“Nak, ini kenapa nilai
matematika kok jelek? Mulai sekarang kegiatannya dikurangi. Tidak usah ikut
eksul lagi. Fokus les matematika. Masa pelajaran yang tidak penting seperti
olahraga malah dapat bagus. Bagaimana bisa pinter kalau seperti ini terus? Itu
temanmu saja nilai matematikanya tinggi, kamu contoh dia dong, belajar dari
dia. Jangan malu- maluin orangtua.”
Apa Anda masih berfikir, berkata,
dan memfonis anak seperti itu, Ayah Ibu?
Pelajaran di sekolah tidak hanya
matematika, tapi kenapa selalu pelajaran hitungan?
Mengapa tolok ukur kepintaran
anak selalu pelajaran menghitung? Mengapa tidak bangga anak jika pelajaran yang
lain yang bagus?
Ayah Ibu,
Tuhan menciptakan anak
dengan banyak kecerdasan tidak hanya hitungan dan tidak semua anak memiliki
kecerdasan dalam hitungan namun memiliki kecerdasan lain. Dengan selalu
menganggap jika anak pintar jika nilai
hitungannya tinggi, hal tersebut adalah bentuk ketidak-adilan kepada anak itu
sendiri. Hasil yang baik masih menjadi harapan orangtua padahal belum tentu
orangtua memahami prosesnya. Namun orang tua menanamkan pada anak jika mereka
menginginkan hasil yang bagus. Jika nilai bagus maka akan dipuji, jika jelek
akan dimarahi.
Siapa yang mau dimarahi? Secara
tidak langsung orangtua menuntut anak untuk mendapatkan hasil bagus tapi tidak
memperhatikan bagaimana proses yang benar. Anak pun akan merespon itu dengan
tindakan misalnya mereka belajar lebih giat. Itu akan bekerja efektif pada anak
yang memiliki jenis kecerdasan yang sesuai dengan apa yang orangtua harapkan.

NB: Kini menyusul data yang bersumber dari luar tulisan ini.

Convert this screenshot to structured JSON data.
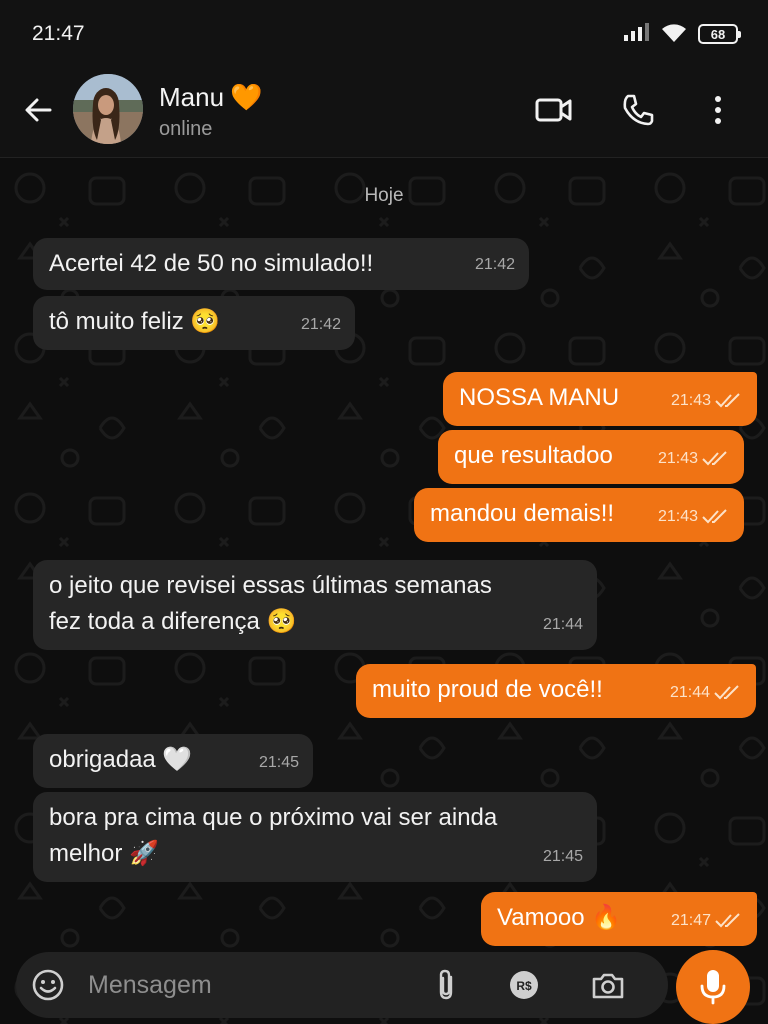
{
  "status_bar": {
    "time": "21:47",
    "battery": "68"
  },
  "header": {
    "contact_name": "Manu",
    "contact_emoji": "🧡",
    "contact_status": "online"
  },
  "chat": {
    "date_label": "Hoje",
    "messages": [
      {
        "dir": "in",
        "text": "Acertei 42 de 50 no simulado!!",
        "time": "21:42"
      },
      {
        "dir": "in",
        "text": "tô muito feliz 🥺",
        "time": "21:42"
      },
      {
        "dir": "out",
        "text": "NOSSA MANU",
        "time": "21:43",
        "read": true
      },
      {
        "dir": "out",
        "text": "que resultadoo",
        "time": "21:43",
        "read": true
      },
      {
        "dir": "out",
        "text": "mandou demais!!",
        "time": "21:43",
        "read": true
      },
      {
        "dir": "in",
        "text": "o jeito que revisei essas últimas semanas\nfez toda a diferença 🥺",
        "time": "21:44"
      },
      {
        "dir": "out",
        "text": "muito proud de você!!",
        "time": "21:44",
        "read": true
      },
      {
        "dir": "in",
        "text": "obrigadaa 🤍",
        "time": "21:45"
      },
      {
        "dir": "in",
        "text": "bora pra cima que o próximo vai ser ainda\nmelhor 🚀",
        "time": "21:45"
      },
      {
        "dir": "out",
        "text": "Vamooo 🔥",
        "time": "21:47",
        "read": true
      }
    ]
  },
  "input": {
    "placeholder": "Mensagem"
  },
  "colors": {
    "accent": "#f07314",
    "incoming_bubble": "#262626",
    "background": "#0e0e0e",
    "read_check": "#fde2c8"
  },
  "icons": [
    "signal-icon",
    "wifi-icon",
    "battery-icon",
    "back-arrow-icon",
    "video-call-icon",
    "phone-icon",
    "more-vert-icon",
    "emoji-icon",
    "attach-icon",
    "payment-icon",
    "camera-icon",
    "mic-icon",
    "double-check-icon"
  ]
}
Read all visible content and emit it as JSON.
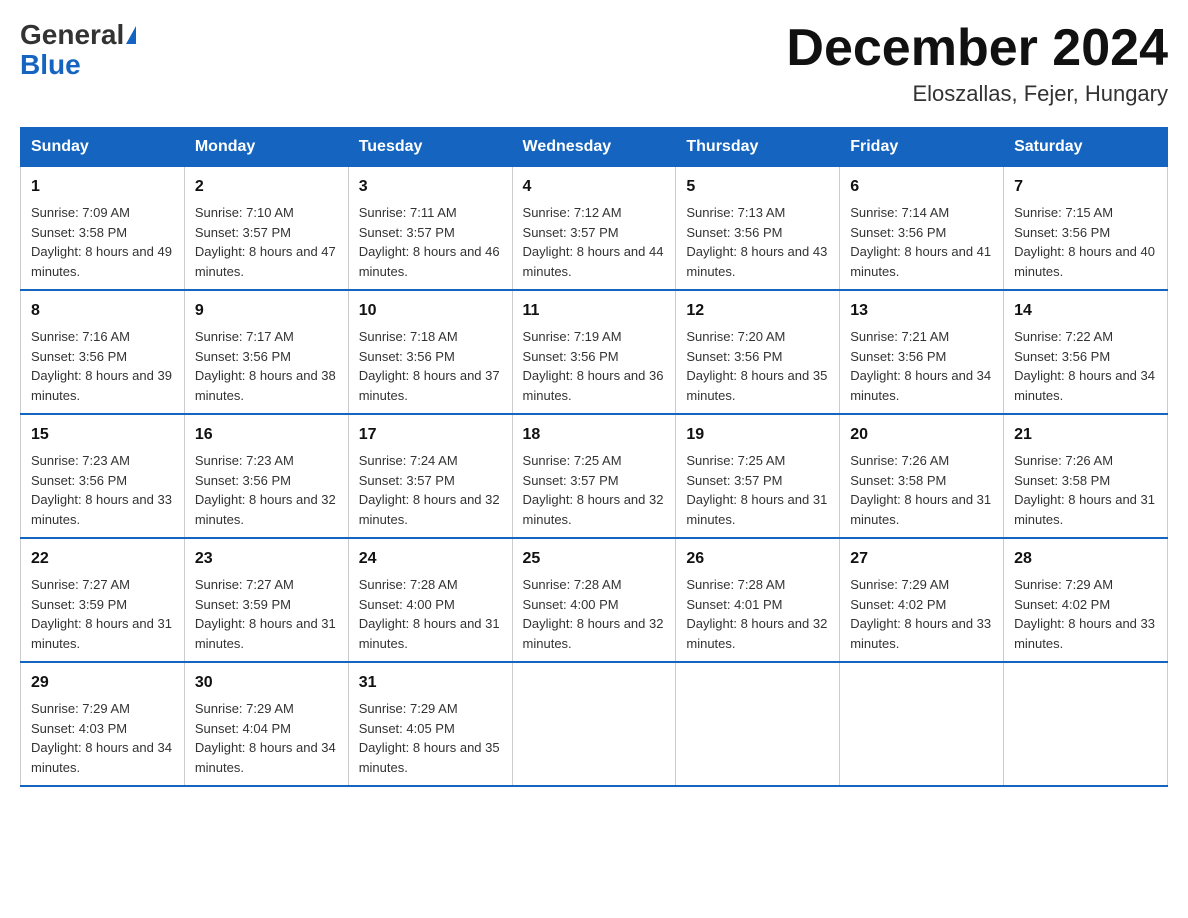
{
  "header": {
    "logo_line1": "General",
    "logo_line2": "Blue",
    "month_title": "December 2024",
    "location": "Eloszallas, Fejer, Hungary"
  },
  "calendar": {
    "days_of_week": [
      "Sunday",
      "Monday",
      "Tuesday",
      "Wednesday",
      "Thursday",
      "Friday",
      "Saturday"
    ],
    "weeks": [
      [
        {
          "day": "1",
          "sunrise": "7:09 AM",
          "sunset": "3:58 PM",
          "daylight": "8 hours and 49 minutes."
        },
        {
          "day": "2",
          "sunrise": "7:10 AM",
          "sunset": "3:57 PM",
          "daylight": "8 hours and 47 minutes."
        },
        {
          "day": "3",
          "sunrise": "7:11 AM",
          "sunset": "3:57 PM",
          "daylight": "8 hours and 46 minutes."
        },
        {
          "day": "4",
          "sunrise": "7:12 AM",
          "sunset": "3:57 PM",
          "daylight": "8 hours and 44 minutes."
        },
        {
          "day": "5",
          "sunrise": "7:13 AM",
          "sunset": "3:56 PM",
          "daylight": "8 hours and 43 minutes."
        },
        {
          "day": "6",
          "sunrise": "7:14 AM",
          "sunset": "3:56 PM",
          "daylight": "8 hours and 41 minutes."
        },
        {
          "day": "7",
          "sunrise": "7:15 AM",
          "sunset": "3:56 PM",
          "daylight": "8 hours and 40 minutes."
        }
      ],
      [
        {
          "day": "8",
          "sunrise": "7:16 AM",
          "sunset": "3:56 PM",
          "daylight": "8 hours and 39 minutes."
        },
        {
          "day": "9",
          "sunrise": "7:17 AM",
          "sunset": "3:56 PM",
          "daylight": "8 hours and 38 minutes."
        },
        {
          "day": "10",
          "sunrise": "7:18 AM",
          "sunset": "3:56 PM",
          "daylight": "8 hours and 37 minutes."
        },
        {
          "day": "11",
          "sunrise": "7:19 AM",
          "sunset": "3:56 PM",
          "daylight": "8 hours and 36 minutes."
        },
        {
          "day": "12",
          "sunrise": "7:20 AM",
          "sunset": "3:56 PM",
          "daylight": "8 hours and 35 minutes."
        },
        {
          "day": "13",
          "sunrise": "7:21 AM",
          "sunset": "3:56 PM",
          "daylight": "8 hours and 34 minutes."
        },
        {
          "day": "14",
          "sunrise": "7:22 AM",
          "sunset": "3:56 PM",
          "daylight": "8 hours and 34 minutes."
        }
      ],
      [
        {
          "day": "15",
          "sunrise": "7:23 AM",
          "sunset": "3:56 PM",
          "daylight": "8 hours and 33 minutes."
        },
        {
          "day": "16",
          "sunrise": "7:23 AM",
          "sunset": "3:56 PM",
          "daylight": "8 hours and 32 minutes."
        },
        {
          "day": "17",
          "sunrise": "7:24 AM",
          "sunset": "3:57 PM",
          "daylight": "8 hours and 32 minutes."
        },
        {
          "day": "18",
          "sunrise": "7:25 AM",
          "sunset": "3:57 PM",
          "daylight": "8 hours and 32 minutes."
        },
        {
          "day": "19",
          "sunrise": "7:25 AM",
          "sunset": "3:57 PM",
          "daylight": "8 hours and 31 minutes."
        },
        {
          "day": "20",
          "sunrise": "7:26 AM",
          "sunset": "3:58 PM",
          "daylight": "8 hours and 31 minutes."
        },
        {
          "day": "21",
          "sunrise": "7:26 AM",
          "sunset": "3:58 PM",
          "daylight": "8 hours and 31 minutes."
        }
      ],
      [
        {
          "day": "22",
          "sunrise": "7:27 AM",
          "sunset": "3:59 PM",
          "daylight": "8 hours and 31 minutes."
        },
        {
          "day": "23",
          "sunrise": "7:27 AM",
          "sunset": "3:59 PM",
          "daylight": "8 hours and 31 minutes."
        },
        {
          "day": "24",
          "sunrise": "7:28 AM",
          "sunset": "4:00 PM",
          "daylight": "8 hours and 31 minutes."
        },
        {
          "day": "25",
          "sunrise": "7:28 AM",
          "sunset": "4:00 PM",
          "daylight": "8 hours and 32 minutes."
        },
        {
          "day": "26",
          "sunrise": "7:28 AM",
          "sunset": "4:01 PM",
          "daylight": "8 hours and 32 minutes."
        },
        {
          "day": "27",
          "sunrise": "7:29 AM",
          "sunset": "4:02 PM",
          "daylight": "8 hours and 33 minutes."
        },
        {
          "day": "28",
          "sunrise": "7:29 AM",
          "sunset": "4:02 PM",
          "daylight": "8 hours and 33 minutes."
        }
      ],
      [
        {
          "day": "29",
          "sunrise": "7:29 AM",
          "sunset": "4:03 PM",
          "daylight": "8 hours and 34 minutes."
        },
        {
          "day": "30",
          "sunrise": "7:29 AM",
          "sunset": "4:04 PM",
          "daylight": "8 hours and 34 minutes."
        },
        {
          "day": "31",
          "sunrise": "7:29 AM",
          "sunset": "4:05 PM",
          "daylight": "8 hours and 35 minutes."
        },
        null,
        null,
        null,
        null
      ]
    ],
    "labels": {
      "sunrise": "Sunrise: ",
      "sunset": "Sunset: ",
      "daylight": "Daylight: "
    }
  }
}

Bagaimana dengan anak- anak yang tidak memiliki jenis kecerdasan yang sesuai
orangtua harapkan? Alhasil mereka akan curang, misalnya mencontek. Yang ada di
fikiran mereka adalah “ Yang penting nilai saya bagus, Jadi Ayah Ibu tidak
marah.”
Kenapa harus malu jika anak tidak
maksimal dalam hitungan, Ayah Ibu? Padahal mereka memiliki kecerdasan lain yang
lebih menonjol dan bisa dikembangkan. Tuhan menciptakan setiap anak dengan
keunikannya, dan tugas kita untuk memahami dan mendampingi mereka.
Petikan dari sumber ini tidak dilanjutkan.